コロナ禍におけるリスクコンサルティングとは。

コロナ禍におけるリスクコンサルティングとは。

武藤卓麻
2021 / 01 / 28

つい先日、国内で初めての新型コロナウイルス( COVID-19 ) の感染が確認されてから、ちょうど丸一年が経ちました。各都道府県で2度目の緊急事態宣言が発出されている現在。第二波、第三波…と未だに新規感染者の増減は非常に流動的であり、誰も収束の目途が立てられない状況です。

以前、私のブログの中で「リスクコンサルティング」をテーマとして扱わせていただく機会がありました。

意外と詳しく知られていない「リスク(マネジメント)コンサルタント」の仕事と魅力について

「貴方が選択するキャリアはコンサルティングファーム?それとも監査法人?」

コロナ禍の影響で人々の働き方、企業の事業運営が大きく変わっている中、リスクコンサルティングのお仕事はどのようなアプローチ、コンサルティングをしているのでしょうか。リスクコンサルティングをサービスメニューとして扱っているクライアント様とお話する機会もあり、今回はそんな「コロナ禍におけるリスクコンサルティング」をテーマとして書かせていただきます。

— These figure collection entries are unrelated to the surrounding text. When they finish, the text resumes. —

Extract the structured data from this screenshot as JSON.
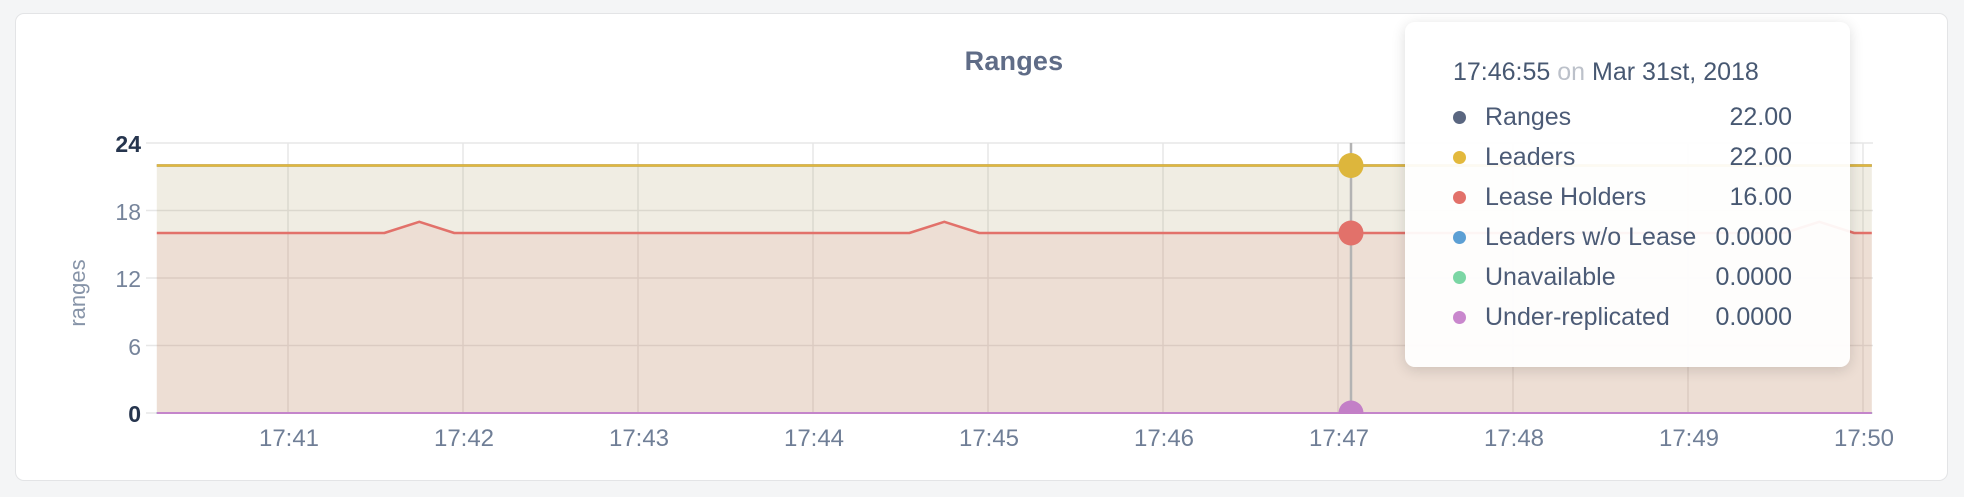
{
  "card_title": "Ranges",
  "tooltip": {
    "time": "17:46:55",
    "preposition": "on",
    "date": "Mar 31st, 2018",
    "rows": [
      {
        "label": "Ranges",
        "value": "22.00",
        "color": "#5a6680"
      },
      {
        "label": "Leaders",
        "value": "22.00",
        "color": "#e3b93d"
      },
      {
        "label": "Lease Holders",
        "value": "16.00",
        "color": "#e2716a"
      },
      {
        "label": "Leaders w/o Lease",
        "value": "0.0000",
        "color": "#5c9fd4"
      },
      {
        "label": "Unavailable",
        "value": "0.0000",
        "color": "#7bd6a4"
      },
      {
        "label": "Under-replicated",
        "value": "0.0000",
        "color": "#c987cd"
      }
    ]
  },
  "chart_data": {
    "type": "area",
    "title": "Ranges",
    "xlabel": "",
    "ylabel": "ranges",
    "ylim": [
      0,
      24
    ],
    "y_ticks": [
      0,
      6,
      12,
      18,
      24
    ],
    "x_ticks": [
      "17:41",
      "17:42",
      "17:43",
      "17:44",
      "17:45",
      "17:46",
      "17:47",
      "17:48",
      "17:49",
      "17:50"
    ],
    "x_domain": [
      "17:40:15",
      "17:50:03"
    ],
    "grid": "on",
    "legend_position": "tooltip-overlay",
    "series": [
      {
        "name": "Ranges",
        "color": "#5f6c87",
        "fill": "rgba(95,108,135,0.08)",
        "line_width": 2.5,
        "points": [
          [
            "17:40:15",
            22
          ],
          [
            "17:50:03",
            22
          ]
        ]
      },
      {
        "name": "Leaders",
        "color": "#e0b73e",
        "fill": "rgba(224,183,62,0.10)",
        "line_width": 2.5,
        "points": [
          [
            "17:40:15",
            22
          ],
          [
            "17:50:03",
            22
          ]
        ]
      },
      {
        "name": "Lease Holders",
        "color": "#e2716a",
        "fill": "rgba(226,113,106,0.12)",
        "line_width": 2.5,
        "points": [
          [
            "17:40:15",
            16
          ],
          [
            "17:41:33",
            16
          ],
          [
            "17:41:45",
            17
          ],
          [
            "17:41:57",
            16
          ],
          [
            "17:44:33",
            16
          ],
          [
            "17:44:45",
            17
          ],
          [
            "17:44:57",
            16
          ],
          [
            "17:49:33",
            16
          ],
          [
            "17:49:45",
            17
          ],
          [
            "17:49:57",
            16
          ],
          [
            "17:50:03",
            16
          ]
        ]
      },
      {
        "name": "Leaders w/o Lease",
        "color": "#5c9fd4",
        "fill": "none",
        "line_width": 2,
        "points": [
          [
            "17:40:15",
            0
          ],
          [
            "17:50:03",
            0
          ]
        ]
      },
      {
        "name": "Unavailable",
        "color": "#7bd6a4",
        "fill": "none",
        "line_width": 2,
        "points": [
          [
            "17:40:15",
            0
          ],
          [
            "17:50:03",
            0
          ]
        ]
      },
      {
        "name": "Under-replicated",
        "color": "#c485cb",
        "fill": "none",
        "line_width": 2,
        "points": [
          [
            "17:40:15",
            0
          ],
          [
            "17:50:03",
            0
          ]
        ]
      }
    ],
    "hover": {
      "time": "17:46:55",
      "points": [
        {
          "series": "Leaders",
          "value": 22,
          "color": "#ddb63c"
        },
        {
          "series": "Lease Holders",
          "value": 16,
          "color": "#e2716a"
        },
        {
          "series": "Under-replicated",
          "value": 0,
          "color": "#c37fc7"
        }
      ]
    }
  }
}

まず、未曽有のパンデミックに見舞われた世界の中で企業の頭を悩ませたのが「サプライチェーン」の寸断です。サプライチェーンの重要な構成要素として、生産、物流、人の移動の三要素を挙げることができるが、生産拠点の活動停止や人の移動が制限されたことにより、コロナ禍前に流れていたサプライチェーンが止まってしまう事態が発生し、経営存続を危ぶまれた企業も少なくない。特に中国をはじめとした生産拠点が一極集中してしまっているケースでは影響が大きくありました。
そこで、リスク分散も目的とし、生産拠点の分散化・多様化を実施するため、サプライチェーンの見直しが図られており、リスクコンサルとして支援をしていく事例も増えているようです。 クライアントのサプライチェーンにおいて、もしもの場合が発生した時にどのようなリスク、弱みがあるのか、発見し解決策を見出していく事が必要とされています。

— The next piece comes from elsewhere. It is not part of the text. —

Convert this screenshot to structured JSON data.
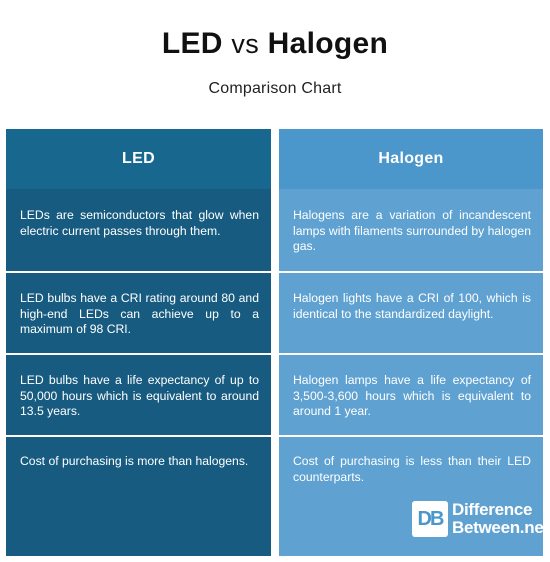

次に「リモートワーク」への対応です。これはどの企業でも直面している(直面し得る)テーマです。リモートワークへの移行準備やルールが整わないままリモートワークを余儀なくされた企業、また今後一層リモートワークへのシフトを検討されている企業も多くある印象です。そんなリモートワークができる環境への支援(セキュリティ対策も含め)もリスクコンサルの仕事の一つとして案件が発生されています。また、リモートワークに移行後の仕事のパフォーマンス管理や労働時間の管理も課題となっています。リモートワーク下における業務の進捗や勤務時間の実態を企業が正確に把握するため、業務管理ツールの導入検討の支援もされているようです。

また、BCP観点における事業ポートフォリオの見直しも企業に迫られている課題です。特に今回の 新型コロナウイルス( COVID-19 ) の影響で、旅行、航空、飲食といった業種の企業が事業存続を脅かすレベルの大きな打撃を受けました。事業ポートフォリオを広げる、収益構造を変革する、といったように今後起こりうる非常事態に対して、事業の見直しを検討されている企業も少なくないように思います。そのBCP戦略に対しての戦略支援なども、リスクコンサルティングのお仕事として増えつつあるようです。

以上のように今回は「サプライチェーン」、「リモートワーク」、「BCP」のポイントで例を挙げさせていただきましたが、その他の観点でもコロナ禍に企業が直面する課題・リスクは少なくないと思います。今後、コロナショックのような未曽有の非常事態が発生する可能性もゼロではない以上、リスク回避・軽減を企業が事前に(もしくは発生後スピーディに)行っていく必要あり、リスクコンサルとして案件の広がりはあるのではないか、と感じます。

先般のブログでもリスクコンサルのお仕事は最新のトレンドに関する案件が多い点について触れさせていただきましたが、コロナ禍においても同じ事が言えるのではないでしょうか。ここ1年で事業やライフスタイルが大きく変化し、それに対応すべくリスクコンサルティングの扱うテーマが変わり、案件の広がりを見せているのが現状のようです。

最新のトレンド、且つ企業が事業運営で最重要なテーマを扱う案件に携わることができるリスクコンサルのお仕事の理解に少しでも参考になりましたら幸いです。